As if to prove the point, Joe Anderson closed the rally by calling for people to stand together and slagging off everyone who disagreed with what he was doing. Particularly surreal was his telling hecklers that "the fightback in Liverpool started before you even got here," before closing with "the fightback starts now!" Gotta love consistency, eh?
Immediately afterwards, there was an attempt to have an alternative podium. However, one megaphone was no match for the council's PA system (wonder how much of the budget that took?), and it attracted a much smaller crowd. It was nothing like
Manchester on the 19th January, where the bureaucrats and career politicians could be in no doubt that the rank-and-file had vociferously rejected them. Here, it was largely acceptance. Joe Anderson and Warren Bradley got their set-piece victory.
It may be the case that this was a one-off. The politicians have had their photo opportunity and kept up pretences for electoral purposes and can now retreat to make working class peoples' lives so much harder and miserable.
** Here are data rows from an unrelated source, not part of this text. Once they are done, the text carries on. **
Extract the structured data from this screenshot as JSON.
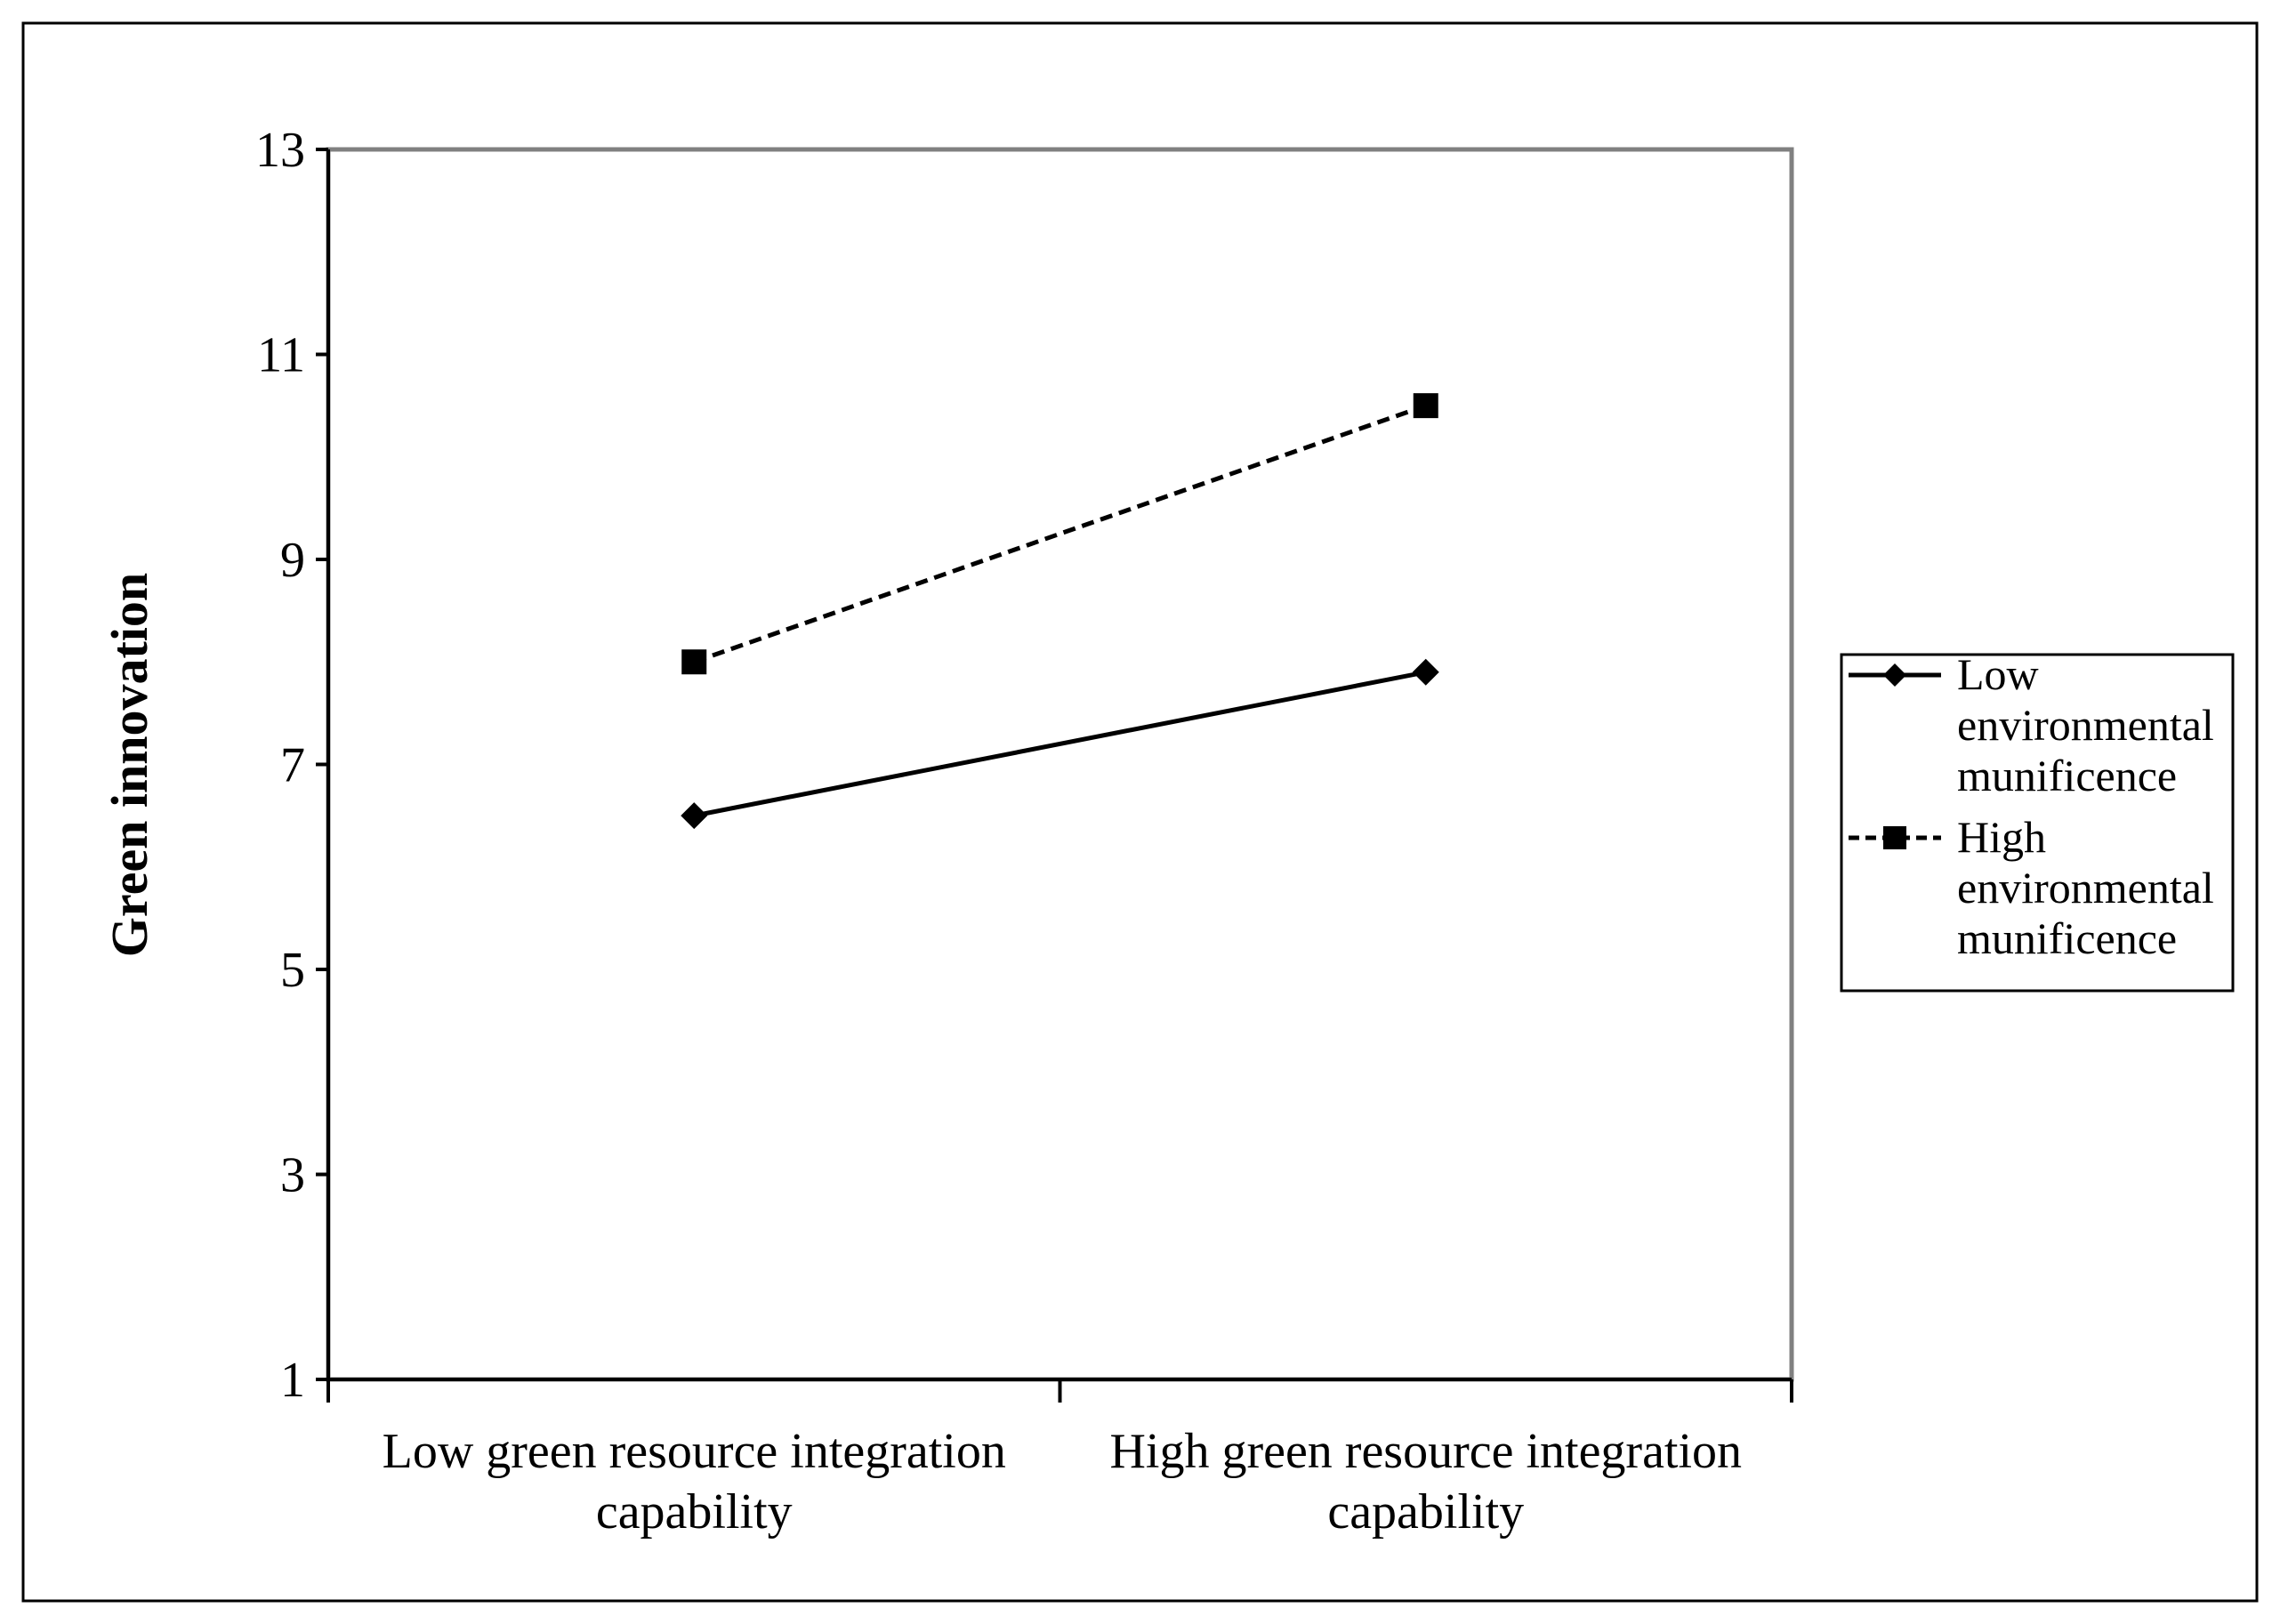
{
  "chart_data": {
    "type": "line",
    "title": "",
    "ylabel": "Green innovation",
    "xlabel": "",
    "categories": [
      "Low green resource integration capability",
      "High green resource integration capability"
    ],
    "category_lines": [
      [
        "Low green resource integration",
        "capability"
      ],
      [
        "High green resource integration",
        "capability"
      ]
    ],
    "ylim": [
      1,
      13
    ],
    "yticks": [
      1,
      3,
      5,
      7,
      9,
      11,
      13
    ],
    "grid": false,
    "legend_position": "right",
    "series": [
      {
        "name": "Low environmental munificence",
        "name_lines": [
          "Low",
          "environmental",
          "munificence"
        ],
        "values": [
          6.5,
          7.9
        ],
        "line_style": "solid",
        "marker": "diamond",
        "color": "#000000"
      },
      {
        "name": "High environmental munificence",
        "name_lines": [
          "High",
          "environmental",
          "munificence"
        ],
        "values": [
          8.0,
          10.5
        ],
        "line_style": "dashed",
        "marker": "square",
        "color": "#000000"
      }
    ]
  }
}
But if it is not, and they call another demonstration, much more organisation needs to go into derailing their big moment and arguing for people to lead their own struggles rather than looking to leaders. As satisfying as it was to see Anderson's jowls shudder in anger as we heckled him, it achieved nothing.
Until people like him are, as Aaron Porter was, driven away from the demonstrations altogether, working class militancy will be suffocating under their dead weight.